These last few months have made me think on a multitude of subjects that have to do with design. My own fragility and bias in the context of design is definitely one of them. The need to take a holistic view, an intersectional perspective if you so will, is another.
To my mind, my perspective affects these posts just as much as any research I do does, and my biases definitely shine through in the research I do. Not to mention my current interests. This bias and subjectivity is however not limited to myself. It is something everyone who does research or writes about design is subject to, or for that matter, anyone who practices design on a daily basis (hint – that’s pretty much all of us).
The reason I bring this up is because it impacts the field of design, design practice and design research. It affects who teaches design, who has access to those teachings, who has access to research and who has access to practice design. It also affects who has access to the finished design, because all of those preceding steps are whittling away at different aspects of what the design is and can be, until the end result is filtered by so many subjective views and biases that only a certain subset of the population remain to take part in it.
This is of course also a statement filtered through bias and preconceptions. There are outliers trying to gain access to all of these steps along the way but the access can come with both physical and mental barriers that will affect how much access the person has and what kind of mental strain and struggle it will entail to gain that access.
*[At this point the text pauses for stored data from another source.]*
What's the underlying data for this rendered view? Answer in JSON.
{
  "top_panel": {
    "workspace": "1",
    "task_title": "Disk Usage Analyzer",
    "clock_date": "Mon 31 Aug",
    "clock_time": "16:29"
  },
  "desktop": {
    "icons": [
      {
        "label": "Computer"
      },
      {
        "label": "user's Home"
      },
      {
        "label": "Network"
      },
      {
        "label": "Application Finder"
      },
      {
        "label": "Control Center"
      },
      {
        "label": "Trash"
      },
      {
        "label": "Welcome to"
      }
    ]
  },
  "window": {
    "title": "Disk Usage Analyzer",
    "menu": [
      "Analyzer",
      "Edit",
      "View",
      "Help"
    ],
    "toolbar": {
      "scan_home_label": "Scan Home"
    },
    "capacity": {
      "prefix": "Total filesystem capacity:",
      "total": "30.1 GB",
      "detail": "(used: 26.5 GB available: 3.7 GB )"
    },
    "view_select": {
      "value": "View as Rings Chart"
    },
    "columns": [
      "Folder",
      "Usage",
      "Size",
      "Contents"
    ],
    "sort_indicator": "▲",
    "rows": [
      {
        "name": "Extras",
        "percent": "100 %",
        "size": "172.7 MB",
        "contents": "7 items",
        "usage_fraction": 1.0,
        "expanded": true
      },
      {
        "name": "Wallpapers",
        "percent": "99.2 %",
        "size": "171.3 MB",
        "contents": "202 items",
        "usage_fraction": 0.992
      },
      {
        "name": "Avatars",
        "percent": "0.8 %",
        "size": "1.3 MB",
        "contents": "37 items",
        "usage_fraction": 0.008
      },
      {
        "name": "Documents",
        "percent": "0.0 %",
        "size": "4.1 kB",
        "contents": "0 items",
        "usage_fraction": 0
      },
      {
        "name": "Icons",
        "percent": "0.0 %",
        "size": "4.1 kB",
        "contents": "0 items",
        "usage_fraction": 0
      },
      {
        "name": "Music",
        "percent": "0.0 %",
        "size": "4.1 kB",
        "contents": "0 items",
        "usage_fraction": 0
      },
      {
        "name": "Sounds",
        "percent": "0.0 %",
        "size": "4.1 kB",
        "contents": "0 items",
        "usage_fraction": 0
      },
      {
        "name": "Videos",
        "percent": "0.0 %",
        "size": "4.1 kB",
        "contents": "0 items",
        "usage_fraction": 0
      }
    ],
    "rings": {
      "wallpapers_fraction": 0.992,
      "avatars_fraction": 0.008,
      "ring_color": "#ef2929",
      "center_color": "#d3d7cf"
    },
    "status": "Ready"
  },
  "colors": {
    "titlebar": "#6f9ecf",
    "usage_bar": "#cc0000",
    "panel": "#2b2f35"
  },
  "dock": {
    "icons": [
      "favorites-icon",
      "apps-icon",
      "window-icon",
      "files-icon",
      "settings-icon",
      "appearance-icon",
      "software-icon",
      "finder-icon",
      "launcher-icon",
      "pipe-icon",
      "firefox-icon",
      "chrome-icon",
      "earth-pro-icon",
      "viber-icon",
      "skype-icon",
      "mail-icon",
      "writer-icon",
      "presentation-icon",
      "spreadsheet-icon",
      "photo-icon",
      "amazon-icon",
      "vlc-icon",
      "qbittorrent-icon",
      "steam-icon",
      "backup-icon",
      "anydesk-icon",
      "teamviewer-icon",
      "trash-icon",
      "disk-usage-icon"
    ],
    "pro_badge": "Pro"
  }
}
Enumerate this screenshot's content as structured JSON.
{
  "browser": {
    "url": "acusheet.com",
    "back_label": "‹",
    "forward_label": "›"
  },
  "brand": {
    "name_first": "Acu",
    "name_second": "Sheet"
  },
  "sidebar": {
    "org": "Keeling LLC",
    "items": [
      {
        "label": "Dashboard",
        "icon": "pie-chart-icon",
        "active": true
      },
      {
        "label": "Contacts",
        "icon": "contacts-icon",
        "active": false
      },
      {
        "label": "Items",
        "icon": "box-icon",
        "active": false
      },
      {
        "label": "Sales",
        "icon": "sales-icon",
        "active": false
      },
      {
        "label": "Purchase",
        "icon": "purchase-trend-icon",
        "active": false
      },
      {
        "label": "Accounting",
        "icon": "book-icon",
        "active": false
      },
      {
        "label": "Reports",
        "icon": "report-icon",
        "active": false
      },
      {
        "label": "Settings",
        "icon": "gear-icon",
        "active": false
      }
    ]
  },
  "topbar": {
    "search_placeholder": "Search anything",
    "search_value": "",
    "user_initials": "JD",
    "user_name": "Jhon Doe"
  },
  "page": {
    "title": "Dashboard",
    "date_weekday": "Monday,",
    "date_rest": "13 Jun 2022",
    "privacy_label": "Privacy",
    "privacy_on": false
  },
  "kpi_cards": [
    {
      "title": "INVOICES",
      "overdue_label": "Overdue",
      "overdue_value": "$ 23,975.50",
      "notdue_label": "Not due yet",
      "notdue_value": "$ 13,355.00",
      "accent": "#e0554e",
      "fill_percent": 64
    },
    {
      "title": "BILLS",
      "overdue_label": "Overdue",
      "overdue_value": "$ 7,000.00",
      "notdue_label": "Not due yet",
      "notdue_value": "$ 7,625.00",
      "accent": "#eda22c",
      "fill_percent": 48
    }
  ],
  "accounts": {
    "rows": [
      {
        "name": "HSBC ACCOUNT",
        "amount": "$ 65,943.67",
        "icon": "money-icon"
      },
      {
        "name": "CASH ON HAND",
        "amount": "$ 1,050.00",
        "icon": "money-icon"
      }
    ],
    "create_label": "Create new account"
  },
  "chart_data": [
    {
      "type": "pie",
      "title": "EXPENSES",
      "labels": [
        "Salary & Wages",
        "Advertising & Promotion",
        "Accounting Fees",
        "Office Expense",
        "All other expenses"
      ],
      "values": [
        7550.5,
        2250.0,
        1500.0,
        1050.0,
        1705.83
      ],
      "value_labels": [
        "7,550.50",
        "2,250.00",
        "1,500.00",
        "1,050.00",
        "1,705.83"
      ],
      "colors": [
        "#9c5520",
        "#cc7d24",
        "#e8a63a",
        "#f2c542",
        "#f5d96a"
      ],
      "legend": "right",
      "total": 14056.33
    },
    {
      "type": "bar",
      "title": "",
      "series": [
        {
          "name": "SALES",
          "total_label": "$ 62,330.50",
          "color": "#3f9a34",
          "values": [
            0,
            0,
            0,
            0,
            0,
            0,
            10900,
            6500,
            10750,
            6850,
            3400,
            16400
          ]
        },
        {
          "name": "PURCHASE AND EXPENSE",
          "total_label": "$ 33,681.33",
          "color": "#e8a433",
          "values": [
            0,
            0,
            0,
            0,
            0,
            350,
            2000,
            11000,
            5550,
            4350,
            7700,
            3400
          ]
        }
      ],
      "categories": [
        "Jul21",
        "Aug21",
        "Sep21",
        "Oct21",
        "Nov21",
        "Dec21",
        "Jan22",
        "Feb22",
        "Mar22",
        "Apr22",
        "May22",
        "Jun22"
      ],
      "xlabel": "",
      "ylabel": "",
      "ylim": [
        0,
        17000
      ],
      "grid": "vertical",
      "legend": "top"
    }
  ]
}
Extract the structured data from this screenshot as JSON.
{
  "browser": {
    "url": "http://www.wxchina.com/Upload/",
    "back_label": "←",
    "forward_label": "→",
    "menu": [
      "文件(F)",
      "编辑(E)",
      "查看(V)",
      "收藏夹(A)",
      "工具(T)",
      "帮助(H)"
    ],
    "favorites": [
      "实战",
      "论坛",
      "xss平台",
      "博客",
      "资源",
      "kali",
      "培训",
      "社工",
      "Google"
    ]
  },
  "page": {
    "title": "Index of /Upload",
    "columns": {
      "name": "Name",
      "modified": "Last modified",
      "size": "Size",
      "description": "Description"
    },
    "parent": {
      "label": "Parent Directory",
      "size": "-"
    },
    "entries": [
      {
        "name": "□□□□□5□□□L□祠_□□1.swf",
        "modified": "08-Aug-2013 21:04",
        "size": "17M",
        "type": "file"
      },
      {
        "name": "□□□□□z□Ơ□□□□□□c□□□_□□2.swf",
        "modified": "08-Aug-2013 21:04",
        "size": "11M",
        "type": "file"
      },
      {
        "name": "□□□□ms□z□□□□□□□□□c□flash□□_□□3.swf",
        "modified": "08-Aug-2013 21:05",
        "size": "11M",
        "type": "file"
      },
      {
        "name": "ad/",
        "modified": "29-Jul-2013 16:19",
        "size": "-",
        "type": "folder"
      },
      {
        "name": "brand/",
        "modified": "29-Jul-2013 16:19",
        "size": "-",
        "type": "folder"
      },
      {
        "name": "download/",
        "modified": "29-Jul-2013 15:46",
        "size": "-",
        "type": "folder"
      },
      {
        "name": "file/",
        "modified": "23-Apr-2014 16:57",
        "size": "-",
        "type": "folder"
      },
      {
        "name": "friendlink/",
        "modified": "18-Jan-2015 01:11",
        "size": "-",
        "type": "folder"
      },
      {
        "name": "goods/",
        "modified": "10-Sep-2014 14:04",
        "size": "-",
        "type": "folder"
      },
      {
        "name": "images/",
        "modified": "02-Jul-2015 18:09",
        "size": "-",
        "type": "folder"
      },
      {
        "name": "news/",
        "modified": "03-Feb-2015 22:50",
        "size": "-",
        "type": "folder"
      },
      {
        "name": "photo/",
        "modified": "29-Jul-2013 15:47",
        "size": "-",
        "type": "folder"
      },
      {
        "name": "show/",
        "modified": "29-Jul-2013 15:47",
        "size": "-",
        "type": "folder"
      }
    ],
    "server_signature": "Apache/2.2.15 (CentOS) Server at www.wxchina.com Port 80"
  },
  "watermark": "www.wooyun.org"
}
Physical barriers can be anything from physical accessibility of a building or tactile interface that is difficult to understand and master or impossible to master unless you have two working hands and working eyes. It also includes the ability to pay for or access books and articles produced by the research community, and they can be supremely pricey. Or for that matter, the university tuition fees or online course fees.
Mental barriers consist of everything from upbringing (you’re a _, you shouldn’t like _) to having the deck stacked against you when it comes to education (what school did you go to, did you do well enough to gain entrance to the education you wanted and was that because of your own efforts or because of perceived virtues or vices that come with your gender or the color of your skin or any other parameter you really can’t change but colours you all the same?). Did the school you went to take into account neuroatypical approaches to learning? Did it support students with dyslexia or dyscalculia? Did it even the playing field, or did it make things harder?
Did the culture surrounding your subject of choice welcome you or did it toss you out? How were you spoken to? How were you spoken about? Were you seen and validated or ignored? Were you represented in a positive light in the design or were you ignored or even made fun of?
There are so many aspects of design, of our biases, of the structures in place to encourage or discourage us to be included or excluded that to my mind it’s irresponsible to ignore those aspects.
We have to talk about design from a wide and varied perspective in order to understand why we are where we are right now, and in order to understand how we can fix the aspects of our environment that are broken.
Design is supposedly a creative field, but how creative can it be if it passively or actively chooses to be exclusionary to some experiences, be it through inability, lack of knowledge or simply not wanting certain experiences to be represented?
We as designers need to do better. I definitely need to do better. And so, my need to figure this out is me writing in my notebook, trying to understand this world we live in. From a biased and subjective and totally imperfect perspective.